Projects

Urbanize Chicago
Mapping Affordable Housing

Status: Work in Progress

This ongoing project focuses on scraping real estate data from Urbanize Chicago. By leveraging natural language processing (NLP) and classification techniques, I aim to create a comprehensive map of affordable housing projects in Chicago.

Here is the workflow of the code that I have so far for the project. I decided to use Snakemake to create reproducible analysis. This builds off of my previous coursework in the creation of research objects.

Stay tuned for further developments!


Carnegie Mellon University: Public Service Weekend Data Scopeathon for Social Good
D.C. Hunger Solutions Proposal

"Participants in this conference were competitively selected for their leadership potential and for their interest in learning about public policy, public interest tech (PIT) and international affairs. The weekend included guest speakers, workshops, networking and participation in a Data Scopeathon for Social Good where participants worked in teams to develop solutions for a nonprofit partner organization. The weekend is organized in partnership with the PPIA Program and NASPAA."

Over the weekend, my team and I worked with the DC Hunger Solutions' Director, LaMonika N. Jones, to enhance outreach and address food insecurity in D.C.'s 7th and 8th Wards across the Anacostia River. Our proposed solution includes refined analysis and validation steps, utilizing clustering ML models to effectively target and support individuals eligible for SNAP benefits.

In the end, my team won the prize for the "Most Implementable" project. This highlights the practicality of our proposal and the feasibility of our recommendations in supporting DC Hunger Solutions' SNAP Goals.


MAPSCorps
South Shore Research Project

I had the pleasure of joining the City of Chicago STEAMbassadors and MAPSCorps as a Data Coordinator during the summer of 2022, contributing to a non-profit organization dedicated to data-driven community advocacy. Throughout my internship, I collaborated with community-based organizations on the Southside of Chicago.

My responsibilities included educating High Schoolers on data literacy, managing the collection of Southeast Chicago community asset data, as well as overseeing the development of a research project examining the relationship between asset conditions in the South Shore community area and gun violence.
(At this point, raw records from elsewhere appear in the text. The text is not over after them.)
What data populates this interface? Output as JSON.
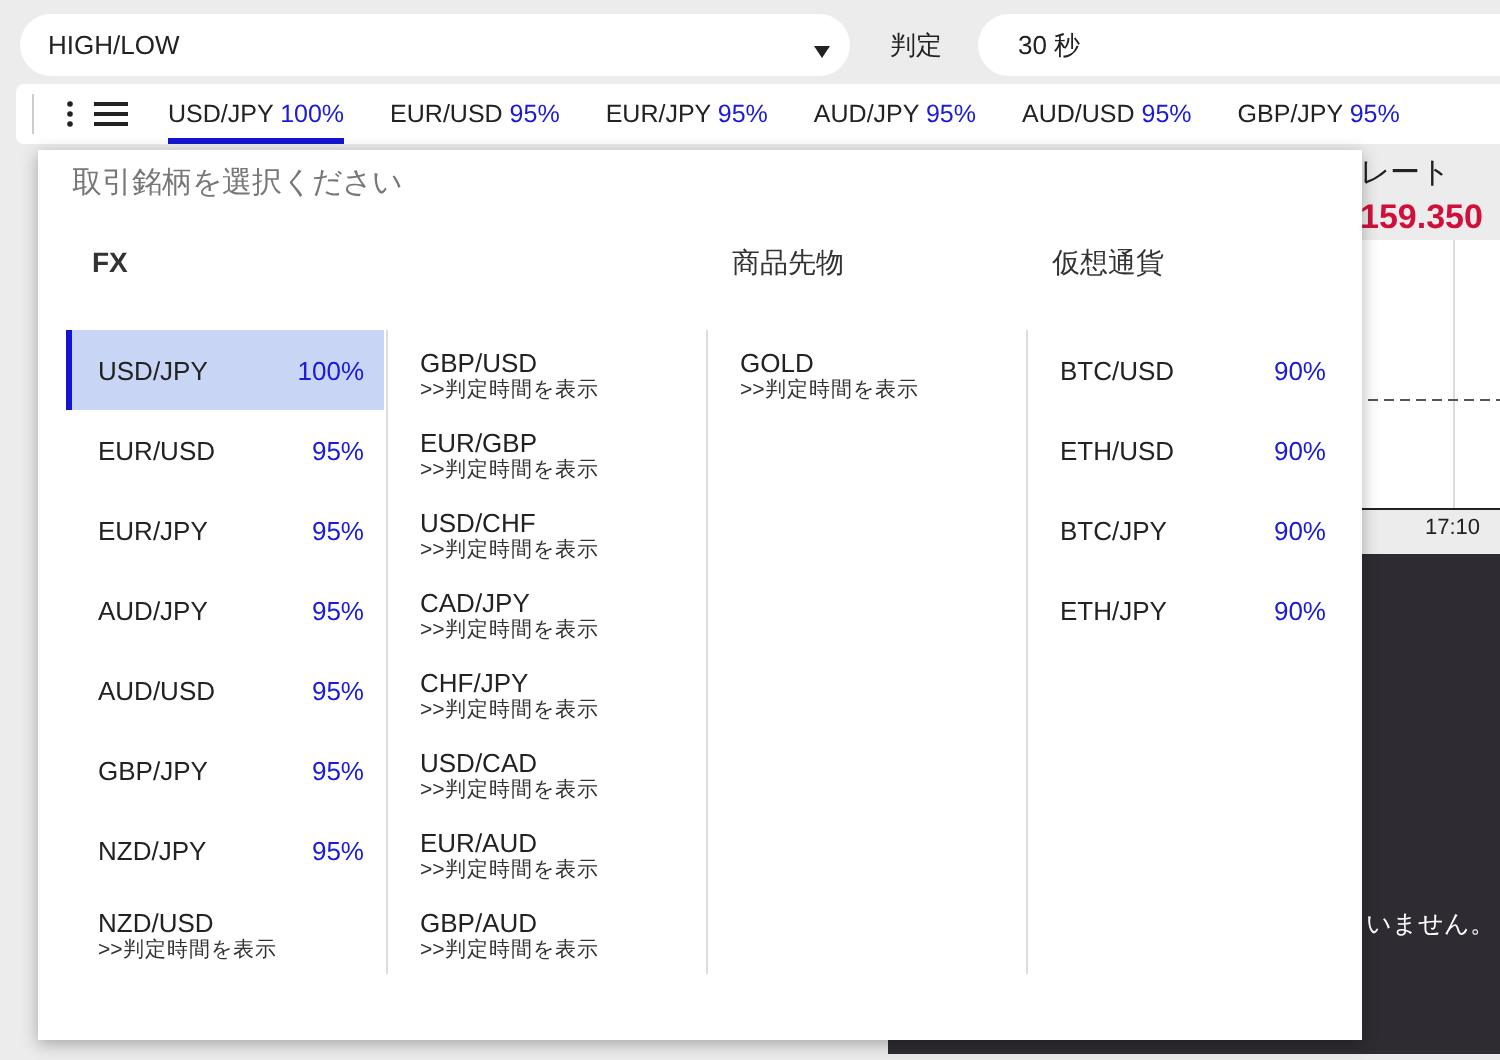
{
  "trade_type_select": {
    "value": "HIGH/LOW"
  },
  "expiry": {
    "label": "判定",
    "value": "30 秒"
  },
  "pair_tabs": [
    {
      "pair": "USD/JPY",
      "payout": "100%",
      "selected": true
    },
    {
      "pair": "EUR/USD",
      "payout": "95%",
      "selected": false
    },
    {
      "pair": "EUR/JPY",
      "payout": "95%",
      "selected": false
    },
    {
      "pair": "AUD/JPY",
      "payout": "95%",
      "selected": false
    },
    {
      "pair": "AUD/USD",
      "payout": "95%",
      "selected": false
    },
    {
      "pair": "GBP/JPY",
      "payout": "95%",
      "selected": false
    }
  ],
  "background": {
    "rate_label": "レート",
    "rate": "159.350",
    "time_tick": "17:10",
    "notice": "いません。"
  },
  "dropdown": {
    "placeholder": "取引銘柄を選択ください",
    "categories": [
      {
        "title": "FX",
        "columns": [
          [
            {
              "kind": "payout",
              "pair": "USD/JPY",
              "payout": "100%",
              "selected": true
            },
            {
              "kind": "payout",
              "pair": "EUR/USD",
              "payout": "95%",
              "selected": false
            },
            {
              "kind": "payout",
              "pair": "EUR/JPY",
              "payout": "95%",
              "selected": false
            },
            {
              "kind": "payout",
              "pair": "AUD/JPY",
              "payout": "95%",
              "selected": false
            },
            {
              "kind": "payout",
              "pair": "AUD/USD",
              "payout": "95%",
              "selected": false
            },
            {
              "kind": "payout",
              "pair": "GBP/JPY",
              "payout": "95%",
              "selected": false
            },
            {
              "kind": "payout",
              "pair": "NZD/JPY",
              "payout": "95%",
              "selected": false
            },
            {
              "kind": "schedule",
              "pair": "NZD/USD",
              "note": ">>判定時間を表示",
              "selected": false
            }
          ],
          [
            {
              "kind": "schedule",
              "pair": "GBP/USD",
              "note": ">>判定時間を表示",
              "selected": false
            },
            {
              "kind": "schedule",
              "pair": "EUR/GBP",
              "note": ">>判定時間を表示",
              "selected": false
            },
            {
              "kind": "schedule",
              "pair": "USD/CHF",
              "note": ">>判定時間を表示",
              "selected": false
            },
            {
              "kind": "schedule",
              "pair": "CAD/JPY",
              "note": ">>判定時間を表示",
              "selected": false
            },
            {
              "kind": "schedule",
              "pair": "CHF/JPY",
              "note": ">>判定時間を表示",
              "selected": false
            },
            {
              "kind": "schedule",
              "pair": "USD/CAD",
              "note": ">>判定時間を表示",
              "selected": false
            },
            {
              "kind": "schedule",
              "pair": "EUR/AUD",
              "note": ">>判定時間を表示",
              "selected": false
            },
            {
              "kind": "schedule",
              "pair": "GBP/AUD",
              "note": ">>判定時間を表示",
              "selected": false
            }
          ]
        ]
      },
      {
        "title": "商品先物",
        "columns": [
          [
            {
              "kind": "schedule",
              "pair": "GOLD",
              "note": ">>判定時間を表示",
              "selected": false
            }
          ]
        ]
      },
      {
        "title": "仮想通貨",
        "columns": [
          [
            {
              "kind": "payout",
              "pair": "BTC/USD",
              "payout": "90%",
              "selected": false
            },
            {
              "kind": "payout",
              "pair": "ETH/USD",
              "payout": "90%",
              "selected": false
            },
            {
              "kind": "payout",
              "pair": "BTC/JPY",
              "payout": "90%",
              "selected": false
            },
            {
              "kind": "payout",
              "pair": "ETH/JPY",
              "payout": "90%",
              "selected": false
            }
          ]
        ]
      }
    ]
  }
}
Our team's efforts and the quality of our project were recognized with the inaugural MAPSCorps Data-Driven Community Advocacy award—a $10,000 Group Scholarship.


Course Projects

STAT 207: Data Science Exploration
Parsimonious Model: Physicochemical Properties of High-Quality Red Wine

Research Question: How can logistic regression modeling and analysis be used to isolate the properties that contribute to high wine quality for production proposes?

As part of my class final, I explored the statistical applications behind Data Science to isolate the qualities that contribute to high wine quality. Wineries may be able to use these findings to strategize production processes that favor these traits. This project involved Exploratory Data Analysis, Descriptive Statistics, Inferencing, and Logistic Regression analysis.

In building a logistic regression model, I applied statistical analysis, such as ROC Curve and Backwards Elimination, to create a parsimonious model as a means to identify key traits of high-quality wine.

The analysis performed in this study provides valuable insights into the factors that are most critical for producing high-quality red wine. Ultimately, I was able to identify key explanatory variables and created a logistic regression model with an 87% Sensitivity, or True Positive rate.


IS226: Introduction to Human-Computer Interaction
Ventra Application Redesigned

The project involves redesigning Ventra, the Chicagoland Regional Transit Application, to create a seamlessly integrated and user-friendly platform for tracking and utilizing public transportation efficiently.

As a Chicago Native, I am aware of Ventra's limited features and outdated design. The application currently supports essential functions like reloading Ventra cards, purchasing Metra train passes, tracking transit options, and offering directions for Chicago Transit Authority, Metra, Pace, and Divvy Bikes. Despite its functionality, there's a noticeable lack of integration in the app's design.

The primary goal is to enhance user experience by providing a cohesive platform that integrates all transit options from the three major Chicagoland Transit Agencies, making it easy for users to review and utilize public transportation.


IS327: Concepts of Machine Learning
Classifying Chicago Community Areas

Decision Tree Classification: Modeling Differences in Chicago Community Areas
Dataset: Census Data - Selected socioeconomic indicators in Chicago, 2008 – 2012

This was a simple class project focused on applying the Machine Learning concepts covered. I chose to use Decision Tree modeling to gauge the types of insights that could be drawn from the unsupervised model in terms of its classification of Chicago community areas based on socioeconomic data.


IS204: Research Design for Information Sciences
Health System Analysis

Explores the characteristics of various healthcare systems across the nations and understand the potential factors that influence healthcare system performances.

By understanding how the quality of healthcare systems varies under different settings, we can provide solutions to improve healthcare systems. The dataset used for this research is the Compendium of U.S. Health Systems (2021 updated), provided by the Comparative Health System Performance Initiative. It includes 637 healthcare systems across the nation, with useful variables for analysis, such as total counts of physicians, primary care physicians, physician assistants, nurse practitioners, and many more.